Your Golem example goes to what I posted earlier about a general misunderstanding of how the Rotten Tomatoes score works. The fact that the film has a 100% doesn't mean it's "the greatest" or that it's any better than any other film with a 90%, 70%, or even 50% score. It just means that the 32 Top Critics that reviewed it had a favorable reaction to it. But that information is more or less worthless unless you look at the reviews that are linked below. If you read the reviews and decide this is a journey you'd be down for, you might end up with a favorable reaction as well.
Bottom line is that we need to look past the RT score and even the individual ratings, and read what a critic has to say about a film. That's what we can use to decide whether the film is "for us". Scores and ratings are just numbers, useful to quantify and rank and compare, but not much more.
Given the multitude of ways that anybody can find the Best or Greatest in anything, even the Best pot pie or the best generic cheerios, often people who count stuff go to an operational definition and pick something like that....how many professional critics say "great"? Simply, 27 is better than 2 and they are professionals, so there.
My view says that great movies is such an inherently subjective term as to make ratings very dubious. I, for one, gave Citizen Kane a weak 7 (on a 0 - 10 scale). Forest Gump was nauseating and 12 Angry Men was a waste of my time.

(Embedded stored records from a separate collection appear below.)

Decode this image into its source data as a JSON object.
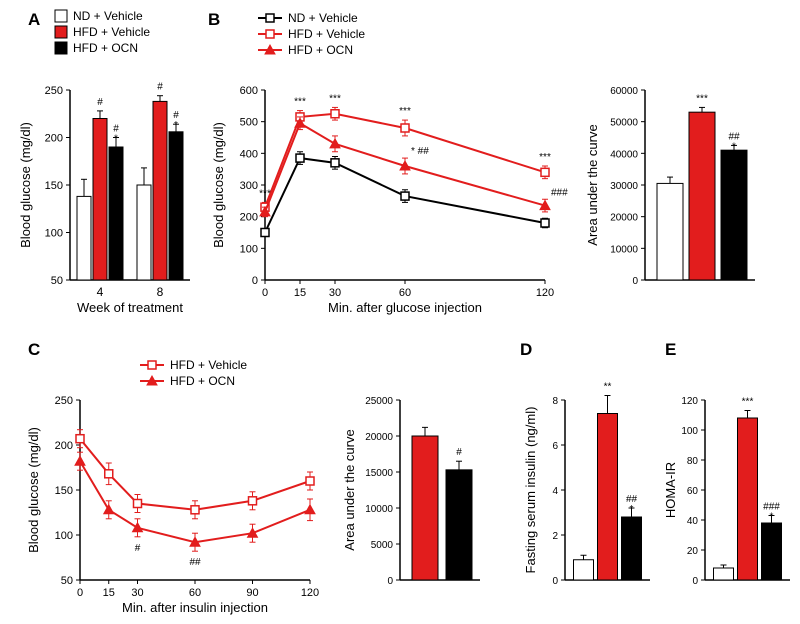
{
  "colors": {
    "nd_vehicle": "#ffffff",
    "hfd_vehicle": "#e21d1d",
    "hfd_ocn": "#000000",
    "stroke": "#000000",
    "line_red": "#e21d1d",
    "line_black": "#000000",
    "bg": "#ffffff"
  },
  "fonts": {
    "axis": 12,
    "label": 13,
    "panel": 17,
    "legend": 12,
    "sig": 10
  },
  "legend_top": {
    "items": [
      {
        "label": "ND + Vehicle",
        "fill": "#ffffff"
      },
      {
        "label": "HFD + Vehicle",
        "fill": "#e21d1d"
      },
      {
        "label": "HFD + OCN",
        "fill": "#000000"
      }
    ]
  },
  "panelA": {
    "label": "A",
    "ylabel": "Blood glucose (mg/dl)",
    "xlabel": "Week of treatment",
    "ylim": [
      50,
      250
    ],
    "yticks": [
      50,
      100,
      150,
      200,
      250
    ],
    "groups": [
      "4",
      "8"
    ],
    "bars": [
      [
        {
          "v": 138,
          "e": 18,
          "fill": "#ffffff",
          "sig": ""
        },
        {
          "v": 220,
          "e": 8,
          "fill": "#e21d1d",
          "sig": "#"
        },
        {
          "v": 190,
          "e": 10,
          "fill": "#000000",
          "sig": "#\n*"
        }
      ],
      [
        {
          "v": 150,
          "e": 18,
          "fill": "#ffffff",
          "sig": ""
        },
        {
          "v": 238,
          "e": 6,
          "fill": "#e21d1d",
          "sig": "#"
        },
        {
          "v": 206,
          "e": 8,
          "fill": "#000000",
          "sig": "#\n*"
        }
      ]
    ]
  },
  "panelB": {
    "label": "B",
    "legend": [
      {
        "label": "ND + Vehicle",
        "fill": "#ffffff",
        "stroke": "#000000",
        "marker": "square"
      },
      {
        "label": "HFD + Vehicle",
        "fill": "#ffffff",
        "stroke": "#e21d1d",
        "marker": "square"
      },
      {
        "label": "HFD + OCN",
        "fill": "#e21d1d",
        "stroke": "#e21d1d",
        "marker": "triangle"
      }
    ],
    "ylabel": "Blood glucose (mg/dl)",
    "xlabel": "Min. after glucose injection",
    "xticks": [
      0,
      15,
      30,
      60,
      120
    ],
    "ylim": [
      0,
      600
    ],
    "yticks": [
      0,
      100,
      200,
      300,
      400,
      500,
      600
    ],
    "series": {
      "nd": {
        "vals": [
          150,
          385,
          370,
          265,
          180
        ],
        "err": [
          10,
          20,
          20,
          20,
          15
        ],
        "color": "#000000",
        "fill": "#ffffff",
        "marker": "square"
      },
      "hfdv": {
        "vals": [
          230,
          515,
          525,
          480,
          340
        ],
        "err": [
          15,
          20,
          20,
          25,
          20
        ],
        "color": "#e21d1d",
        "fill": "#ffffff",
        "marker": "square"
      },
      "hfdo": {
        "vals": [
          215,
          495,
          430,
          360,
          235
        ],
        "err": [
          15,
          20,
          25,
          25,
          20
        ],
        "color": "#e21d1d",
        "fill": "#e21d1d",
        "marker": "triangle"
      }
    },
    "sig_top": {
      "0": "***",
      "15": "***",
      "30": "***",
      "60": "***",
      "120": "***"
    },
    "sig_mid": {
      "60": "* ##",
      "120": "###"
    },
    "sig_low": {
      "60": "*"
    },
    "auc": {
      "ylabel": "Area under the curve",
      "ylim": [
        0,
        60000
      ],
      "yticks": [
        0,
        10000,
        20000,
        30000,
        40000,
        50000,
        60000
      ],
      "bars": [
        {
          "v": 30500,
          "e": 2000,
          "fill": "#ffffff",
          "sig": ""
        },
        {
          "v": 53000,
          "e": 1500,
          "fill": "#e21d1d",
          "sig": "***"
        },
        {
          "v": 41000,
          "e": 1500,
          "fill": "#000000",
          "sig": "##\n*"
        }
      ]
    }
  },
  "panelC": {
    "label": "C",
    "legend": [
      {
        "label": "HFD + Vehicle",
        "fill": "#ffffff",
        "stroke": "#e21d1d",
        "marker": "square"
      },
      {
        "label": "HFD + OCN",
        "fill": "#e21d1d",
        "stroke": "#e21d1d",
        "marker": "triangle"
      }
    ],
    "ylabel": "Blood glucose (mg/dl)",
    "xlabel": "Min. after insulin injection",
    "xticks": [
      0,
      15,
      30,
      60,
      90,
      120
    ],
    "ylim": [
      50,
      250
    ],
    "yticks": [
      50,
      100,
      150,
      200,
      250
    ],
    "series": {
      "hfdv": {
        "vals": [
          207,
          168,
          135,
          128,
          138,
          160
        ],
        "err": [
          10,
          12,
          10,
          10,
          10,
          10
        ],
        "color": "#e21d1d",
        "fill": "#ffffff",
        "marker": "square"
      },
      "hfdo": {
        "vals": [
          182,
          128,
          108,
          92,
          102,
          128
        ],
        "err": [
          10,
          10,
          10,
          10,
          10,
          12
        ],
        "color": "#e21d1d",
        "fill": "#e21d1d",
        "marker": "triangle"
      }
    },
    "sig": {
      "30": "#",
      "60": "##"
    },
    "auc": {
      "ylabel": "Area under the curve",
      "ylim": [
        0,
        25000
      ],
      "yticks": [
        0,
        5000,
        10000,
        15000,
        20000,
        25000
      ],
      "bars": [
        {
          "v": 20000,
          "e": 1200,
          "fill": "#e21d1d",
          "sig": ""
        },
        {
          "v": 15300,
          "e": 1200,
          "fill": "#000000",
          "sig": "#"
        }
      ]
    }
  },
  "panelD": {
    "label": "D",
    "ylabel": "Fasting serum insulin (ng/ml)",
    "ylim": [
      0,
      8
    ],
    "yticks": [
      0,
      2,
      4,
      6,
      8
    ],
    "bars": [
      {
        "v": 0.9,
        "e": 0.2,
        "fill": "#ffffff",
        "sig": ""
      },
      {
        "v": 7.4,
        "e": 0.8,
        "fill": "#e21d1d",
        "sig": "**"
      },
      {
        "v": 2.8,
        "e": 0.4,
        "fill": "#000000",
        "sig": "##\n*"
      }
    ]
  },
  "panelE": {
    "label": "E",
    "ylabel": "HOMA-IR",
    "ylim": [
      0,
      120
    ],
    "yticks": [
      0,
      20,
      40,
      60,
      80,
      100,
      120
    ],
    "bars": [
      {
        "v": 8,
        "e": 2,
        "fill": "#ffffff",
        "sig": ""
      },
      {
        "v": 108,
        "e": 5,
        "fill": "#e21d1d",
        "sig": "***"
      },
      {
        "v": 38,
        "e": 5,
        "fill": "#000000",
        "sig": "###\n*"
      }
    ]
  }
}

But....I, after all, am not a professional critic, just the guy who pays for tickets.
Given that Rotten Tomatoes is a subjective rating with no benchmarks, done by people who choose to rate, it is inherently biased as a measurement instrument. Nevertheless, it's probably more useful that most critics, who also bring their biases and, after all, are just one voice. I'd rather hear from a large number of un-vetted self-appointed critics, telling me that they enjoyed the movie.